With rising enrolments, the institutions will also incur capital expenditure (capex) to create additional capacity and improve infrastructure. Credit profiles will, however, remain stable as strong cash flows will limit reliance on external debt. 

Our analysis of 107 educational institutions, comprising K-12 (kindergarten to twelfth grade) and higher education (engineering, medical and other streams) institutions, accounting for almost Rs 26,000 crore income, indicates as much. 

The K-12 segment, accounting for a third of the sector’s revenues, is expected to grow at a steady rate of 9-10%, supported by increasing urbanisation and affordability, along with annual fee revisions at private schools. 

In the higher education segment (also accounting for one third of the sectoral revenues), the enrolment growth rate for arts, science, commerce and diploma courses that account for the bulk of higher education intake remains moderate at 3-4%. However, engineering courses continue to log healthy demand—this is despite some turbulence in the job market amid the global slowdown and issues related to visas and immigration restrictions in the US—resulting in higher growth in total income. 

Seat additions in technology related courses such as cyber security, business systems, artificial intelligence, machine learning and data science in the engineering stream, along with enrolment growth, will drive the total income growth for this segment as these courses also fetch higher fees compared with other traditional courses.

In medical education, demand for undergraduate MBBS course has continued to surpass supply, even as other courses on nursing, pharmacy, physiotherapy, etc, witness moderate demand.
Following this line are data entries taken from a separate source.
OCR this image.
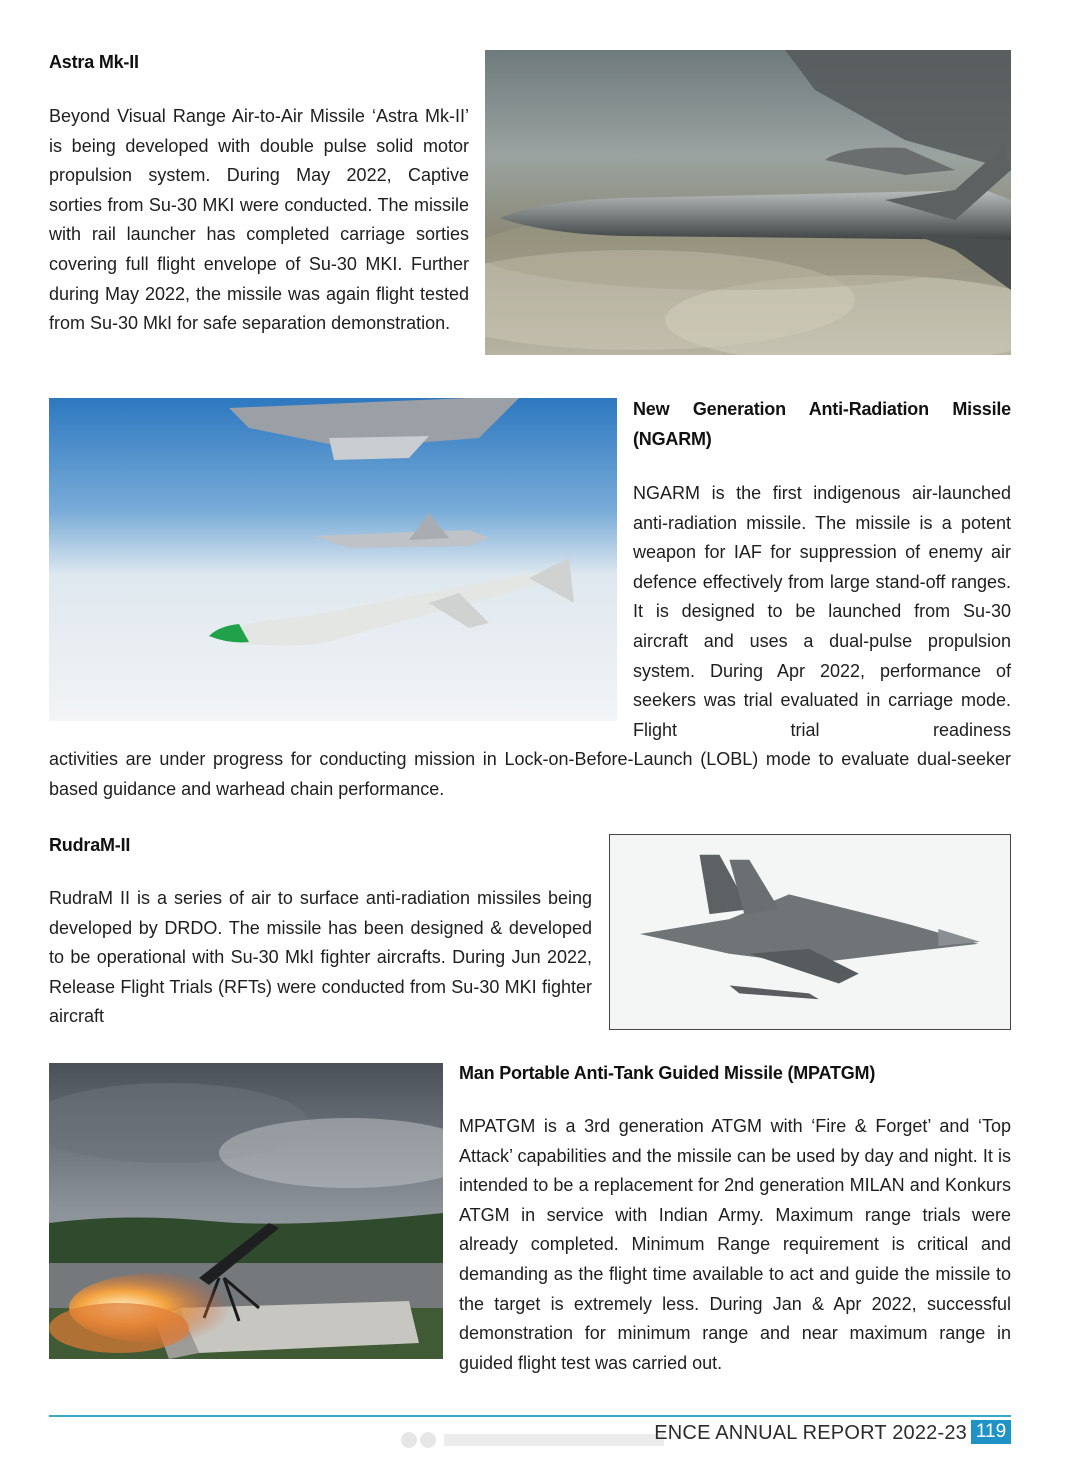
Astra Mk-II
Beyond Visual Range Air-to-Air Missile ‘Astra Mk-II’ is being developed with double pulse solid motor propulsion system. During May 2022, Captive sorties from Su-30 MKI were conducted. The missile with rail launcher has completed carriage sorties covering full flight envelope of Su-30 MKI. Further during May 2022, the missile was again flight tested from Su-30 MkI for safe separation demonstration.
New Generation Anti-Radiation Missile
(NGARM)
NGARM is the first indigenous air-launched anti-radiation missile. The missile is a potent weapon for IAF for suppression of enemy air defence effectively from large stand-off ranges. It is designed to be launched from Su-30 aircraft and uses a dual-pulse propulsion system. During Apr 2022, performance of seekers was trial evaluated in carriage mode. Flight trial readiness
activities are under progress for conducting mission in Lock-on-Before-Launch (LOBL) mode to evaluate dual-seeker based guidance and warhead chain performance.
RudraM-II
RudraM II is a series of air to surface anti-radiation missiles being developed by DRDO. The missile has been designed & developed to be operational with Su-30 MkI fighter aircrafts. During Jun 2022, Release Flight Trials (RFTs) were conducted from Su-30 MKI fighter aircraft
Man Portable Anti-Tank Guided Missile (MPATGM)
MPATGM is a 3rd generation ATGM with ‘Fire & Forget’ and ‘Top Attack’ capabilities and the missile can be used by day and night. It is intended to be a replacement for 2nd generation MILAN and Konkurs ATGM in service with Indian Army. Maximum range trials were already completed. Minimum Range requirement is critical and demanding as the flight time available to act and guide the missile to the target is extremely less. During Jan & Apr 2022, successful demonstration for minimum range and near maximum range in guided flight test was carried out.
ENCE ANNUAL REPORT 2022-23 119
The government’s thrust on increasing the number of undergraduate and postgraduate medical seats and augmenting education infrastructure will drive enrolments for medical courses in the near term. 

Says Himank Sharma, Director, Crisil Ratings, “Overall income is expected to log healthy double-digit growth over the next few fiscals, mainly supported by fee revisions, along with growth in enrolments, albeit at a modest rate. Fee escalations are primarily driven by higher inflation, especially in the urban areas. Despite this, increasing spends on staff salaries and facilities will prevent any improvement in operating margins, which are expected to remain stagnant at around 27-28%.” 

As demand improves and enrolments rise, educational institutions continue to invest heavily on infrastructure for adding new courses, increasing intake capacity and improving the facilities. Also, given regulatory requirements, the total income to gross block will remain low due to continued higher capex spends. 

Says Nagarjun Alaparthi, Associate Director, Crisil Ratings, “The credit profiles of educational institutions rated by us will be supported by strong cash flows from rising fee collections, which will be used for developing infrastructure. Gearing and interest coverage ratios are expected to be healthy at 0.37 time and 7.6 times, respectively, this fiscal, similar to the previous fiscal.”  

Any slowdown in the overall economic growth, change in course preferences and impact of government regulations on the sector will bear watching.